"Mrs. Lenox and I have been longer in the game than you, Dick," answered
his host whimsically. "We are getting dangerously near the equator; and
we do not find ourselves exhausted. On the contrary, I rather think the
scenery improves, in some respects, as we go along."
"You are hardly capable of measuring the common fate. You have had the
touchstone of success, and the world has opened up before you. But what
depress me and impress me are the sodden people whom I meet by the
hundred; and I can't help reading my fate in the light of theirs. There
are such millions of us, obscure and uncounted except on the census."
"If you will persist in talking serious things," said Ellery, "isn't
obscurity, after all, an internal and not an external quality? You've
got to believe that you are a creature that is worth while. There is no
bitterness in belonging to the myriads if the myriads are themselves
dignified by nature."
"But are they?" cried Dick, now rousing himself. "I look at every face I
pass on the street. I'm always on the search for some ideal quality; and
what do I see? Egotism and greed answer me from all their eyes. The
ninety and nine have gone astray."
"Then it belongs to you to be the hundredth who does not go astray; and
who gives a satisfactory answer to the same eternal questioning that
meets you in the eyes of other men. It's not given to any man to play a
neutral part in the world conflict. In all the magnificent interplay of
forces, I doubt if there is any force strong enough to keep one standing
still."
"Yes, my dear Ellery. And it is just that eternal motion that I am
complaining about. It is burdensome to the flesh and wearisome to the
imagination to look forward to a future of eternal rushing and striving.
I have a multitude of experiences every year, and I straightway forget
them; and that deepens the impression that all these little affairs of
ours, about which we make such an infernal racket at the time, are
matters of very small importance in the march of the centuries. The
march of the centuries may be majestic, but the waddle of this little
ant of a man is not. It's insignificant."
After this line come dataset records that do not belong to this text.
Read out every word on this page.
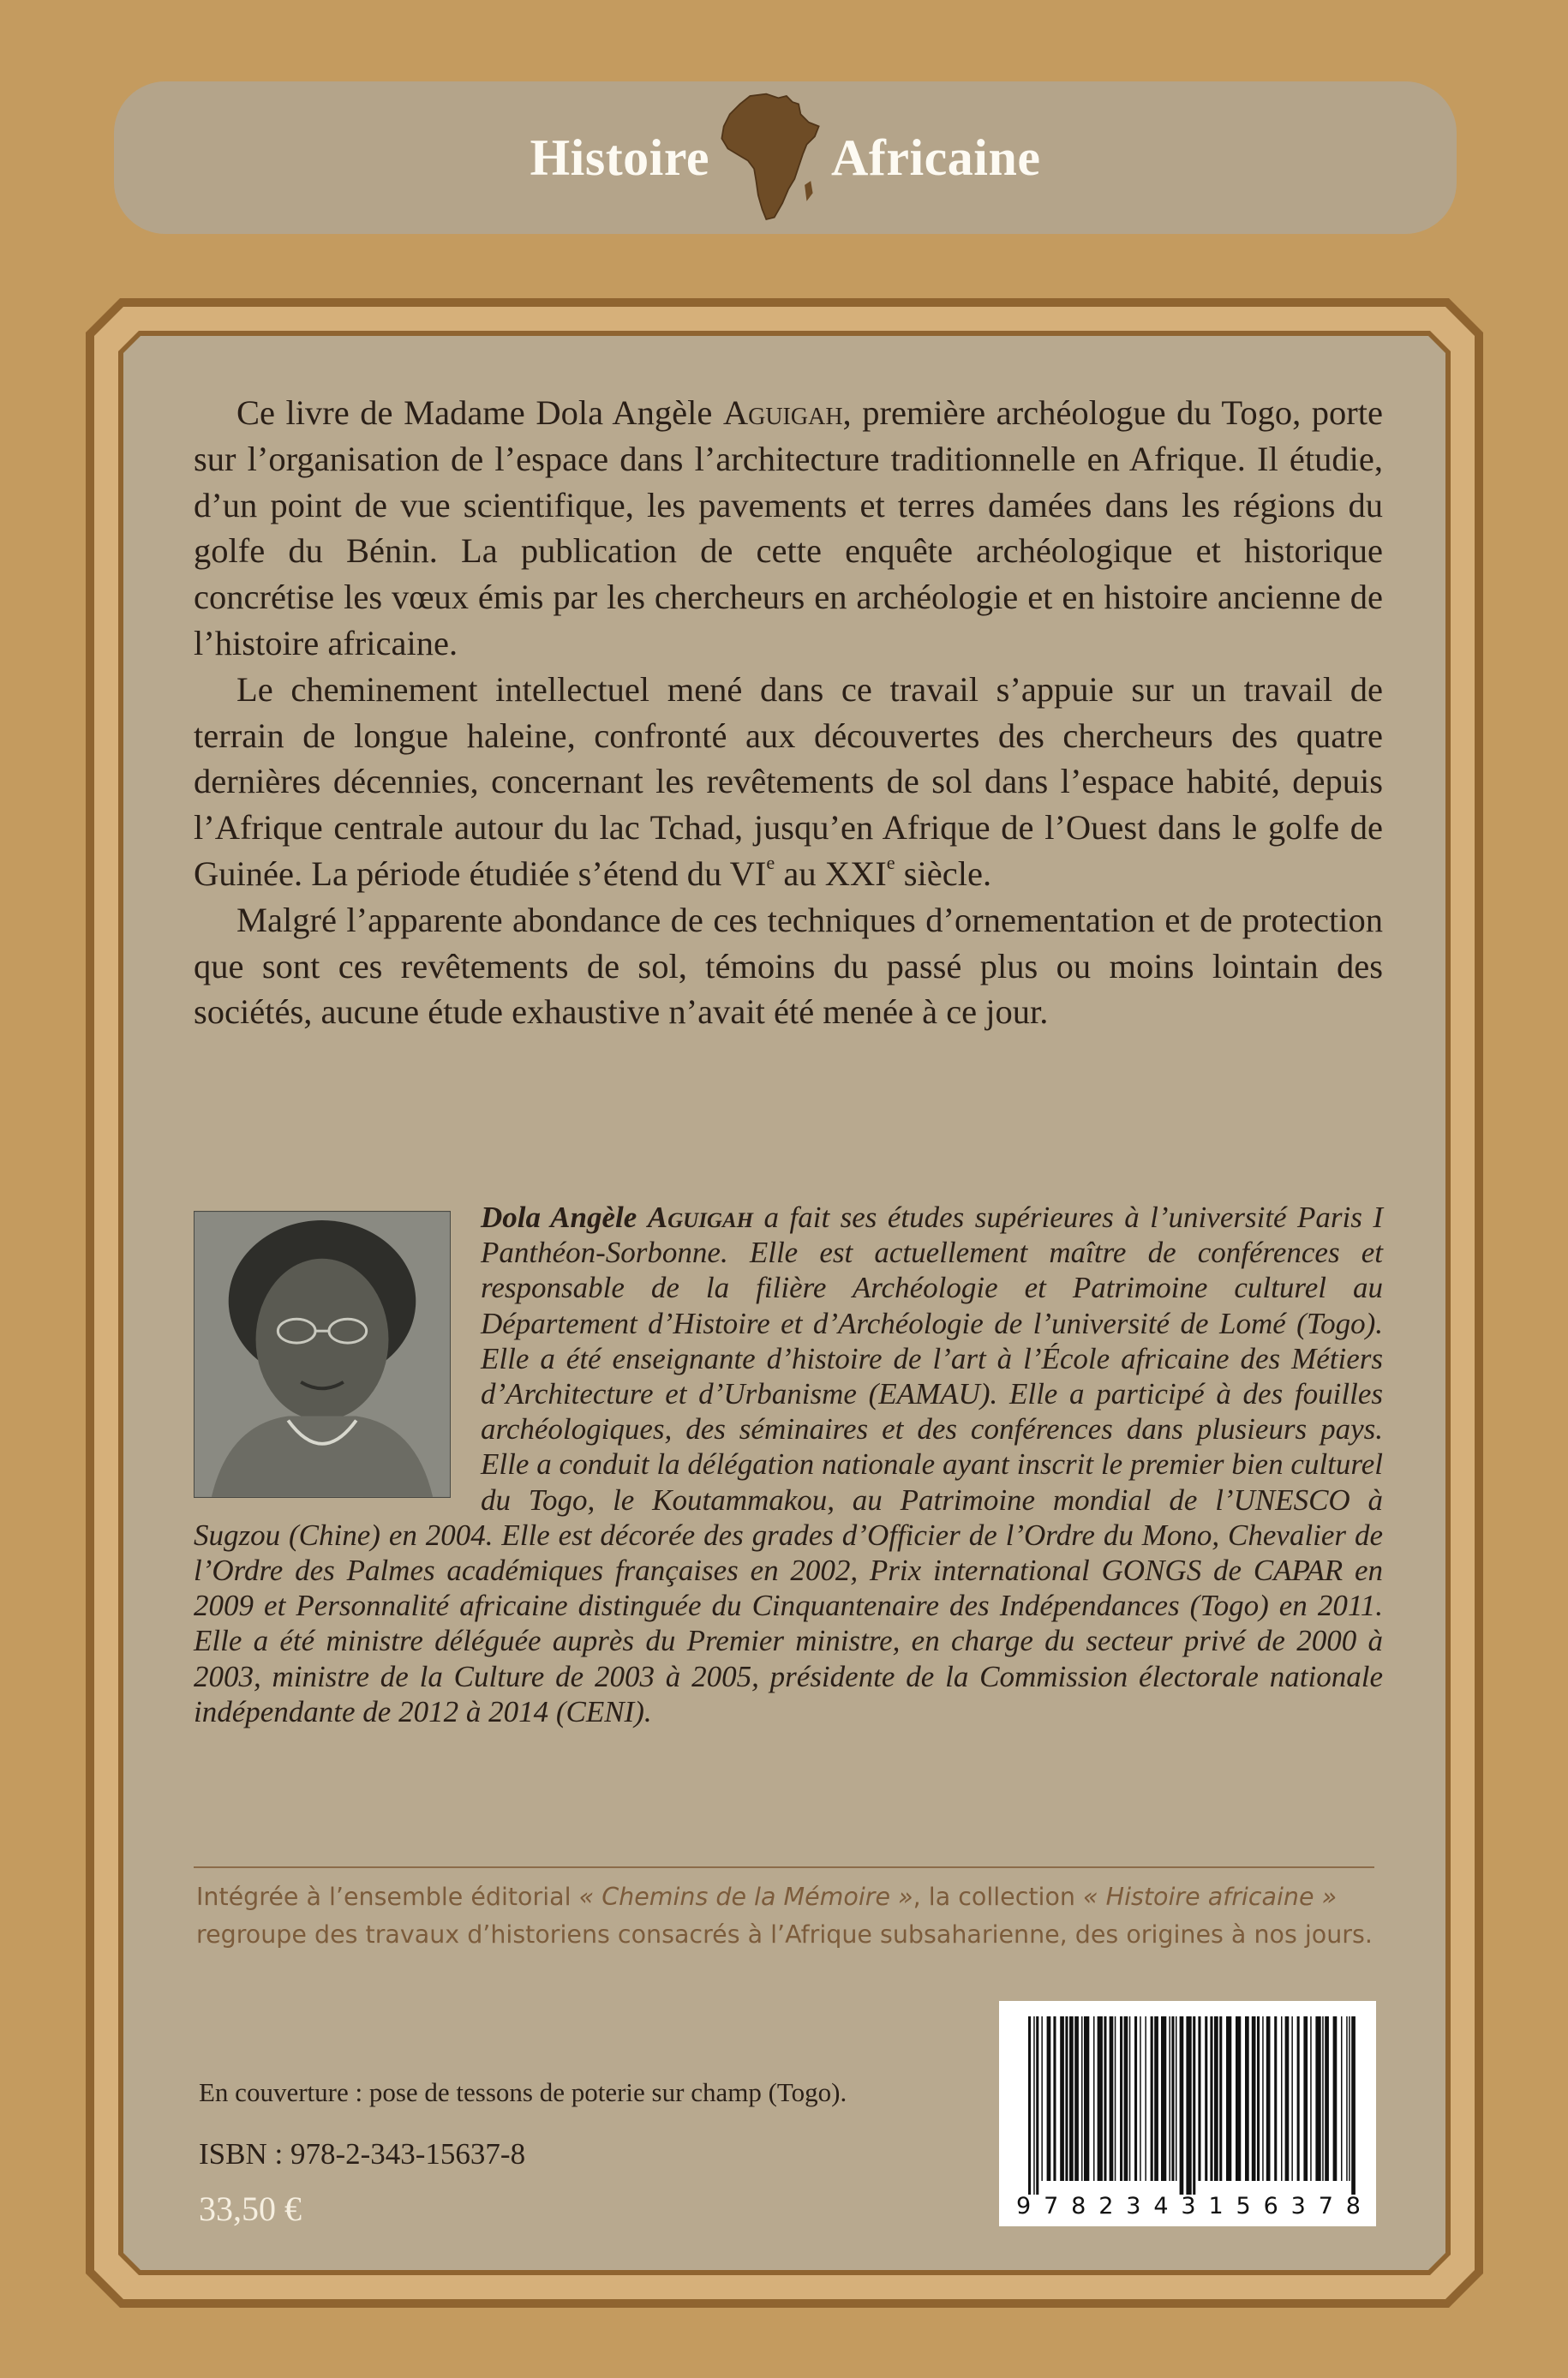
Histoire Africaine

Ce livre de Madame Dola Angèle Aguigah, première archéologue du Togo, porte sur l’organisation de l’espace dans l’architecture traditionnelle en Afrique. Il étudie, d’un point de vue scientifique, les pavements et terres damées dans les régions du golfe du Bénin. La publication de cette enquête archéologique et historique concrétise les vœux émis par les chercheurs en archéologie et en histoire ancienne de l’histoire africaine.

Le cheminement intellectuel mené dans ce travail s’appuie sur un travail de terrain de longue haleine, confronté aux découvertes des chercheurs des quatre dernières décennies, concernant les revêtements de sol dans l’espace habité, depuis l’Afrique centrale autour du lac Tchad, jusqu’en Afrique de l’Ouest dans le golfe de Guinée. La période étudiée s’étend du VIe au XXIe siècle.

Malgré l’apparente abondance de ces techniques d’ornementation et de protection que sont ces revêtements de sol, témoins du passé plus ou moins lointain des sociétés, aucune étude exhaustive n’avait été menée à ce jour.

Dola Angèle Aguigah a fait ses études supérieures à l’université Paris I Panthéon-Sorbonne. Elle est actuellement maître de conférences et responsable de la filière Archéologie et Patrimoine culturel au Département d’Histoire et d’Archéologie de l’université de Lomé (Togo). Elle a été enseignante d’histoire de l’art à l’École africaine des Métiers d’Architecture et d’Urbanisme (EAMAU). Elle a participé à des fouilles archéologiques, des séminaires et des conférences dans plusieurs pays. Elle a conduit la délégation nationale ayant inscrit le premier bien culturel du Togo, le Koutammakou, au Patrimoine mondial de l’UNESCO à Sugzou (Chine) en 2004. Elle est décorée des grades d’Officier de l’Ordre du Mono, Chevalier de l’Ordre des Palmes académiques françaises en 2002, Prix international GONGS de CAPAR en 2009 et Personnalité africaine distinguée du Cinquantenaire des Indépendances (Togo) en 2011. Elle a été ministre déléguée auprès du Premier ministre, en charge du secteur privé de 2000 à 2003, ministre de la Culture de 2003 à 2005, présidente de la Commission électorale nationale indépendante de 2012 à 2014 (CENI).
Intégrée à l’ensemble éditorial « Chemins de la Mémoire », la collection « Histoire africaine » regroupe des travaux d’historiens consacrés à l’Afrique subsaharienne, des origines à nos jours.
En couverture : pose de tessons de poterie sur champ (Togo).
ISBN : 978-2-343-15637-8
33,50 €	9 7 8 2 3 4 3 1 5 6 3 7 8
"That's a dangerous state of mind to be in, Dick," said Lenox.
"And after all, you can't help being a very important thing to
yourself," said Madeline. "And it must be of eternal significance to you
whether your soul is walking with the centuries or against them."
"My dear Madeline," answered Dick, "when I am with you and such as you
who live on a little remote mountain, eternity seems a very important
matter; but when I am with most people, next Wednesday, when taxes are
due, looms up and shuts out eternity. And you will permit me to think
that you women who are sheltered and who sit with the good things of
life heaped about you, don't know very much about practical conditions."